Bu bölüme dair bir şey rica edeceğim dikkate alırsanız sevinirim. Sizi etkileyen, hoşunuza giden, güzel bulduğunuz yerlere minik bir kalp bırakır mısınız? Bu kadarcıktı. Yorum severiz, yıldıza basalım sizi seviyorum<3

-

Starset - My Demons

-

Kış, artık kapıları aşmış bir şekilde misafirdi. Hava öyle soğumuştu ki Dolunay evden çıkarken kalın siyah kabanına sarınıyor, bazen eldiven bile takıyordu. Ona kalırsa elleri konusunda bu kadar hassas olmaya gerek yoktu ancak sevgilisi fazla ısrarcı biriydi. Gece uyumadan, sabah kalktığında mutlaka kremleniyordu genç oğlan. Hatta bazen Ömer ondan video veya fotoğraf bile istiyordu; inanmadığı için değildi elbette, küçük olanı görmek içindi. Çünkü esmer olan istemese çilli oğlanın pek de kendisini göstermeye niyeti yoktu.

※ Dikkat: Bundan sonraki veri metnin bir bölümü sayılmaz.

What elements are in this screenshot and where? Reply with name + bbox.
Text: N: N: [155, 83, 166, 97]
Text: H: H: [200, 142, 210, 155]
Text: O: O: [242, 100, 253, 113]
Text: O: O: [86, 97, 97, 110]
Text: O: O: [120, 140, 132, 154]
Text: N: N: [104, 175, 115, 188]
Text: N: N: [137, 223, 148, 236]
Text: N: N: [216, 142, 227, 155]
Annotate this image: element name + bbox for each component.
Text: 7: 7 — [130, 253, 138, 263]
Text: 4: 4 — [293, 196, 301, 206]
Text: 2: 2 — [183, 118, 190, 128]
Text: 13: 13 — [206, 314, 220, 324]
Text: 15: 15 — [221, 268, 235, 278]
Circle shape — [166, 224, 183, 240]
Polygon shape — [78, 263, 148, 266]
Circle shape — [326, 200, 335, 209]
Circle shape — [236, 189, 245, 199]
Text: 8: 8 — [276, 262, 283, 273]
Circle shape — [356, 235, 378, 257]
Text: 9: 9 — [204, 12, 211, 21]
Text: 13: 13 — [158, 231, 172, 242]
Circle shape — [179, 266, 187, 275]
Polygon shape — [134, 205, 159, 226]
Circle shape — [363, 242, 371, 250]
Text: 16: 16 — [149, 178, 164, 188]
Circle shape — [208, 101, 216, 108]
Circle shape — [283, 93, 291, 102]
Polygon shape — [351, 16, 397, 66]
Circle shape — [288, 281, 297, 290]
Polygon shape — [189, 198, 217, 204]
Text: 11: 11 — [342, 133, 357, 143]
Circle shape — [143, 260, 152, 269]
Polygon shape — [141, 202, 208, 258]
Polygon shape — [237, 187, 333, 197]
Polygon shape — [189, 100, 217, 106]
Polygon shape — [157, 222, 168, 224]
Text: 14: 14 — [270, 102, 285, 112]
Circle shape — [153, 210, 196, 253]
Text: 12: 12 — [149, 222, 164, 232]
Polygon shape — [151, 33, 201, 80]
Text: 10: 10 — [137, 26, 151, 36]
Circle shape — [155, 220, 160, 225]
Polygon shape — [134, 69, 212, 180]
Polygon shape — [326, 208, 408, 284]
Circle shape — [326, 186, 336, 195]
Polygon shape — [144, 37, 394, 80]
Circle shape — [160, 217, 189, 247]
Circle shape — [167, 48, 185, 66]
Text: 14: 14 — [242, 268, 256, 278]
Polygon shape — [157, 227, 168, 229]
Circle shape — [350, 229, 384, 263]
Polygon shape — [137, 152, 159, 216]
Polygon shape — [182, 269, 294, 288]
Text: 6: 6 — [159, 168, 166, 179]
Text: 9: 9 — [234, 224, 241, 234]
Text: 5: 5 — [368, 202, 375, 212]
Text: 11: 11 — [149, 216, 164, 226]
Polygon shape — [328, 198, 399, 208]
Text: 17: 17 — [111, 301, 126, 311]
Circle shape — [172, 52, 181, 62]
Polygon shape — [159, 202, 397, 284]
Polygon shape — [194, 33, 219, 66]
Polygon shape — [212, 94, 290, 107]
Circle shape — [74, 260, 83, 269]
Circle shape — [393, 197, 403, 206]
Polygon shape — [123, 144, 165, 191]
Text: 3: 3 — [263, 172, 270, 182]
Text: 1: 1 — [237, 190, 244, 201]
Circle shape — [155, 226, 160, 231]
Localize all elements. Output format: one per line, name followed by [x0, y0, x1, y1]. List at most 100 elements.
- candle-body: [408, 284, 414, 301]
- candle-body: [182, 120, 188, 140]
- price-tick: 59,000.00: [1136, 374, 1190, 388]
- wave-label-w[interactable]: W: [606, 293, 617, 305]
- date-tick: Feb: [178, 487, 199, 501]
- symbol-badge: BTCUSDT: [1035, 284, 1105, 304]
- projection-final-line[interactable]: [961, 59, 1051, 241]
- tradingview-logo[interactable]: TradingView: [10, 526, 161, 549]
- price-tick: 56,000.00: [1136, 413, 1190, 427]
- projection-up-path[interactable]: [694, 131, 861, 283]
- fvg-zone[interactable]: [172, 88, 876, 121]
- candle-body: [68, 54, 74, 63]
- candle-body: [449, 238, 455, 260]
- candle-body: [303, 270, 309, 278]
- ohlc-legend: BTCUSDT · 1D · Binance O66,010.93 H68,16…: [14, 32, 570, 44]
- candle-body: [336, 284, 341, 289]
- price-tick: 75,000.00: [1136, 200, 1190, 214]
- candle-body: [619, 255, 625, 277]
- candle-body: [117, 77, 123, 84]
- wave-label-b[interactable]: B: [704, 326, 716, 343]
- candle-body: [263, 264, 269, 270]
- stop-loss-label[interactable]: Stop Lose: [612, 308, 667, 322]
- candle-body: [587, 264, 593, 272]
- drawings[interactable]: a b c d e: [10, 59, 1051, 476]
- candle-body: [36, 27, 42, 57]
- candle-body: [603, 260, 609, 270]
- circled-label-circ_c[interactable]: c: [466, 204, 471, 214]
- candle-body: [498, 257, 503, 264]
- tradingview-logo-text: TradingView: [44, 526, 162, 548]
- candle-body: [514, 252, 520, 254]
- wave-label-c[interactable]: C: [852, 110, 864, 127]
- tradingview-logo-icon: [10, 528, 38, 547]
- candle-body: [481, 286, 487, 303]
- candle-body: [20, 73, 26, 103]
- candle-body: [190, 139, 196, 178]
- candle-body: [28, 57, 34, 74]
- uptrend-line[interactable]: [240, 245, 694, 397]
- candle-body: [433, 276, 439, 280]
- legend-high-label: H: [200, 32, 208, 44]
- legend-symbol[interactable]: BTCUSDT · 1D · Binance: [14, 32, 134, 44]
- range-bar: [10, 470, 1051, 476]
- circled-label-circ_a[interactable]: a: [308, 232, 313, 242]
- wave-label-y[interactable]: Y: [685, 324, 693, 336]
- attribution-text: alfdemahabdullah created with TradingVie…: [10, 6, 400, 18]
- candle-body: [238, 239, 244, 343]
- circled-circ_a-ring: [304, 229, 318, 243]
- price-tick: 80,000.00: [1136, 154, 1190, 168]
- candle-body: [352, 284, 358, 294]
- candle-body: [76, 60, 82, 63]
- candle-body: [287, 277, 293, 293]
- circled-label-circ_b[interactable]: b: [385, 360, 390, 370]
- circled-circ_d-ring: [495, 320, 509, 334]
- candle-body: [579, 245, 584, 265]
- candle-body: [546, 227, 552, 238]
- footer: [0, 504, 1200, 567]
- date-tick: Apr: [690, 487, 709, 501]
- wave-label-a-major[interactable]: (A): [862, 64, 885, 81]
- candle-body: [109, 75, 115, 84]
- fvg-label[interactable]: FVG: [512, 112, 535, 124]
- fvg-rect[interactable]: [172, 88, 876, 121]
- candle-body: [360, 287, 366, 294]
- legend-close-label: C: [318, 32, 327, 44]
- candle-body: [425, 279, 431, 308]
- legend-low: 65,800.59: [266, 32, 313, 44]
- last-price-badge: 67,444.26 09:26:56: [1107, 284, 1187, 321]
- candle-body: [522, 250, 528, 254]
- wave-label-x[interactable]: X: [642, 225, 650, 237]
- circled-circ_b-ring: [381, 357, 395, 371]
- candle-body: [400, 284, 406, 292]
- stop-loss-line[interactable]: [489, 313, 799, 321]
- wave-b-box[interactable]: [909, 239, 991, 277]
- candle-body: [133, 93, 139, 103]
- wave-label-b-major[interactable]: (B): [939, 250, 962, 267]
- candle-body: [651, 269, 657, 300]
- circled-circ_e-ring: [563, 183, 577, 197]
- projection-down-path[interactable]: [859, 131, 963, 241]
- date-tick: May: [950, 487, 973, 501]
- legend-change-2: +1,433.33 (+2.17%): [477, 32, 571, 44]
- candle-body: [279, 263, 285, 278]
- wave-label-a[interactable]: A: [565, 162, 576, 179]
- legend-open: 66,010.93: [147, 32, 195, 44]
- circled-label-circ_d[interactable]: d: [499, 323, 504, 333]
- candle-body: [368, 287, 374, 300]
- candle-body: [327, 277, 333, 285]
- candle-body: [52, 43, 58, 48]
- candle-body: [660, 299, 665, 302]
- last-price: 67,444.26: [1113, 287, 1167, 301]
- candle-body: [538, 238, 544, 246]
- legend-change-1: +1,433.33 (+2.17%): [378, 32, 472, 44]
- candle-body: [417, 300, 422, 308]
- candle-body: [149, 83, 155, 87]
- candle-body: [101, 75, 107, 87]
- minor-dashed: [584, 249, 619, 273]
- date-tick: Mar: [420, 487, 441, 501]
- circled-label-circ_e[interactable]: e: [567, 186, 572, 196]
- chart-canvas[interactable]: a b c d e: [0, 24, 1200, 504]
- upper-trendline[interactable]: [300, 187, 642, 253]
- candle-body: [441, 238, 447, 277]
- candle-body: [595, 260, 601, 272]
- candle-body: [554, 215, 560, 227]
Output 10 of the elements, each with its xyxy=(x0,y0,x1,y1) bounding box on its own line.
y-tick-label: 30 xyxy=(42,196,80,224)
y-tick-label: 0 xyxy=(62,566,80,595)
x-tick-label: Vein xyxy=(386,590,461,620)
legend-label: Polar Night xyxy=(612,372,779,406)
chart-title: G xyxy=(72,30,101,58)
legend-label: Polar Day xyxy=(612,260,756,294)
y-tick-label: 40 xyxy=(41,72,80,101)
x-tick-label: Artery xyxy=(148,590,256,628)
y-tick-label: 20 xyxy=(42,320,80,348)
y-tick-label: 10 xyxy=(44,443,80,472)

Zaten görüşmüyorlar mıydı? Ne gerek vardı? Böyle düşünüyordu. 

"Şimdi çıktım," dedi bir eliyle telefonu tutup diğer eliyle büyük cam kapıyı çekerken. "En geç yarım saate orada olurum."

"Ben gelip almalıydım." Ömer ahizenin ucundan neşesiz bir iç geçiriş bıraktı. "Çok soğuk, hasta olacaksın. Zaten zayıfsın."

Bu kehribarların tıpkı ufak birer bilye gibi yuvarlanmasına sebep olurken, esmer olan hâlâ somurtuyordu. Spor salonunda buluşmak için sözleşmişlerdi o gün. Perşembe gününün tatsız bir saat dilimiydi; öğleden sonraya henüz vuracaktı, trafik sıkışıktı, yağmur yağmıyordu fakat varlığını unutturmayacak denli de bozuktu gökyüzü. Sanki her an gök bir anda yarılırca gürleyecek, çılgın bir ışık her yeri kaplayacak ve sonra kova kova su boşanacaktı. İşte öyle bir öğleden sonraydı.

"Kapatıyorum Ömer otobüse bineceğim."

"Seni seviyorum."

"Görüşürüz."

Ömer, buna geri dönüt alamıyor olmaya artık alışmıştı. Beklemiyor değildi, ne yazık ki hâlâ büyük bir açlıkla bekliyordu. Gelmeyeceğini bildiği halde umutsuzca tren beklemek gibi diye düşünüp dudağını sarkıttı. Ellerini beline yerleştirip salonun içerisindeki gürültüye döndü. Burada buluşmayı pek sevmese de diğerine bunu belli etmek istemiyordu. Diğer yandan Erkan'a da bu rahatsızlığı yansıtmak, ona sanki kıskanıyor gibi hissettirmek istemiyordu. Kıskanmaktan ziyade Ömer rahatsızlık duyuyordu. Bu kazığı beklemediği fazla belliydi.

"Gelecek ayın kayıtlarını bugün açıyorum."

Ömer düşünceleri arasında kulaç atarken Erkan yanına yaklaşıp onun düşünceden buğulanmış gözlerine dikti kendi kısık gözlerini. Arkadaşıyla arasına giren mesafenin peşine düşmediği gibi,  bunu bir savaşa çevirmek istediği aşikardı. Oysa bu savaş için kuşanan da sadece kendisiydi.

"Tamam, ben bakarım sen erken çıkabilirsin istersen."

"Neden?" güldü Erkan. Dudağının kenarı sanki çok alaycı bir şeyi ağırlıyormuş gibi yukarı doğru kıvrılmıştı. Ömer kaşlarını çatmamak için kendisiyle boğuştu. "Dolunay mı gelecek?"

Dolunay

Her konusu açıldığında neden ona hâlâ müsamaha gösteriyorsun, hayatından çıkart gitsin diye dakikalarca konuşuyordu çilli oğlan. Onun için silmek çok basitti şüphesiz. Hoş, böyle çirkin bir konunun elbette şansı da olmazdı ancak Ömer bu zamana kadar bir şeyleri sonlandıran olmak istememişti. Uzun zamandır arkadaşlardı, iş ortaklığı yapıyorlardı, her gün beraberlerdi ve ona kendince, düzelmesi için içten içe bir şans tanımıştı.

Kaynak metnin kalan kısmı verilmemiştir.